で、その違和感を裏付けるような記事が下記のSIerが噛んでいるという記事。おそらく、DXに取り組んでいる企業はSIerからこんな技術ありますよ、と提案を受けてそれを自社の業務で使えそうなのか検証して試行錯誤しているのではないのかと感じます。

【DXとはSIerへの需要喚起だったんだという事実】
https://www.orangeitems.com/entry/2020/01/30/000109

なので、かなり多くの企業が取り組んでいるであろうDXは、手段と目的が逆になっていてSIerから提示された手段がなぜか目的になっているのであることが想像できます。最初に書いたDXで実現すべきことが、果たしてSIerの提案起点で実現できるのか、おそらく課題や目的が明確になっていない以上、成果を上げるのは難しいのではと感じます。現状の課題はその現場で働いている社員が一番詳しいわけで、そこを起点にデジタル化を進めていくというアプローチにしないと、トップダウンオンリーでDXを進めたところでそりゃ目的意識が浸透するわけないよなと思うわけです。
昨今のコロナの状況は各企業で様々損害が出ていますが、その中でオンラインにシフトしていこうという取り組みがなされています。実際にこのような取り組みはDXとして取り上げられるべきものだと私は考えます。ということで事例をいくつか挙げてみたいと思います。

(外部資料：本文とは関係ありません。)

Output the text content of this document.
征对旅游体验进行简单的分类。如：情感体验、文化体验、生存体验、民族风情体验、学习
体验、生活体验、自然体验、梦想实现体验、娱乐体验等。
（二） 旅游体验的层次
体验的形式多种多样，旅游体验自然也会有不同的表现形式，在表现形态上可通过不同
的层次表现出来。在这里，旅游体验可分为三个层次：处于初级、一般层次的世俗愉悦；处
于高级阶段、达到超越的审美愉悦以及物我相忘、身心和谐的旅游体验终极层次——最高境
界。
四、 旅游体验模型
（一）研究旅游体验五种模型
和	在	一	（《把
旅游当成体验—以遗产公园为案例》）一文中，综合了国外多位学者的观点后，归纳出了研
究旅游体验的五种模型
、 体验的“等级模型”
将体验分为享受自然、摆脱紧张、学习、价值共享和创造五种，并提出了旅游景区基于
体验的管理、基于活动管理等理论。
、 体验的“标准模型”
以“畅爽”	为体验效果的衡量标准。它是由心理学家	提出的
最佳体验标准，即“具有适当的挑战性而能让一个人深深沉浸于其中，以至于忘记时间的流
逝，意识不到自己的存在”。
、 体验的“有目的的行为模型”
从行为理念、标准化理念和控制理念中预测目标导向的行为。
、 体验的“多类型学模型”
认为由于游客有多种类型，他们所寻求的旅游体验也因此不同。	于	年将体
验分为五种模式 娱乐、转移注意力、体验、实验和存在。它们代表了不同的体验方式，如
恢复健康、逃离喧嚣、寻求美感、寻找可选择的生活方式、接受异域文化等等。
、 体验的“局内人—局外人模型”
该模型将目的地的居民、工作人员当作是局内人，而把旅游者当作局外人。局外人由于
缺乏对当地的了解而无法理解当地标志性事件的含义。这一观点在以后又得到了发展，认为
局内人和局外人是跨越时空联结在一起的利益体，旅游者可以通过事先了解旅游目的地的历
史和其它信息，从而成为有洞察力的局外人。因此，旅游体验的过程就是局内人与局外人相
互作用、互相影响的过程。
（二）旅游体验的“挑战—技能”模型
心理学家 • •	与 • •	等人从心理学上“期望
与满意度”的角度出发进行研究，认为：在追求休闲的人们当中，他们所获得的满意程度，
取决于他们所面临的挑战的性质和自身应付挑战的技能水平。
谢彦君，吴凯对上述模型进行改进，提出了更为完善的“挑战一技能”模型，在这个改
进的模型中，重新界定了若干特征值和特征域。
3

まず一点目は既存業務のデジタル化です。コロナの状況だと出社が制限されるので、いかにオンラインで業務完結するかという点が大事になってきます。下記のサイボウズの例では、元々リモートは許可していたが全員リモートではなく、コロナのタイミングで全員リモートにしたことから、MTGのやり方やコミュニケーションのやり方を変えていかに情報格差をなくすかという取り組みをしています。

【【サイボウズ社長・青野慶久】全員オンラインで気づいた情報格差。「僕はもう出社しちゃダメだ」と大反省】
https://www.businessinsider.jp/post-212285

2点目は新規事業の創出。下記の例だと、美術館や観光などオフラインでのビジネスをやっているところが、コンテンツ配信に取り組んでいたりします。まだ、ちゃんと収益化まではいってはないと思いますが、コロナ後にも使えるようなコンテンツになるかなと感じます。

【【コロナに負けない! 観光地の取り組み】オンラインを活用したコンテンツ配信で家にいながら観光気分を味わう】
https://www.yamatogokoro.jp/column/corona_casestudy/37938/

DXの元ネタは、実際にビジネスをやっている人達のアイデアや課題から生まれるものと思っています。DXというワードに惑わされずに、オンラインを利用して課題解決をしようという意識で行動すれば、それが自ずとDXの取り組みにつながっていく気はします。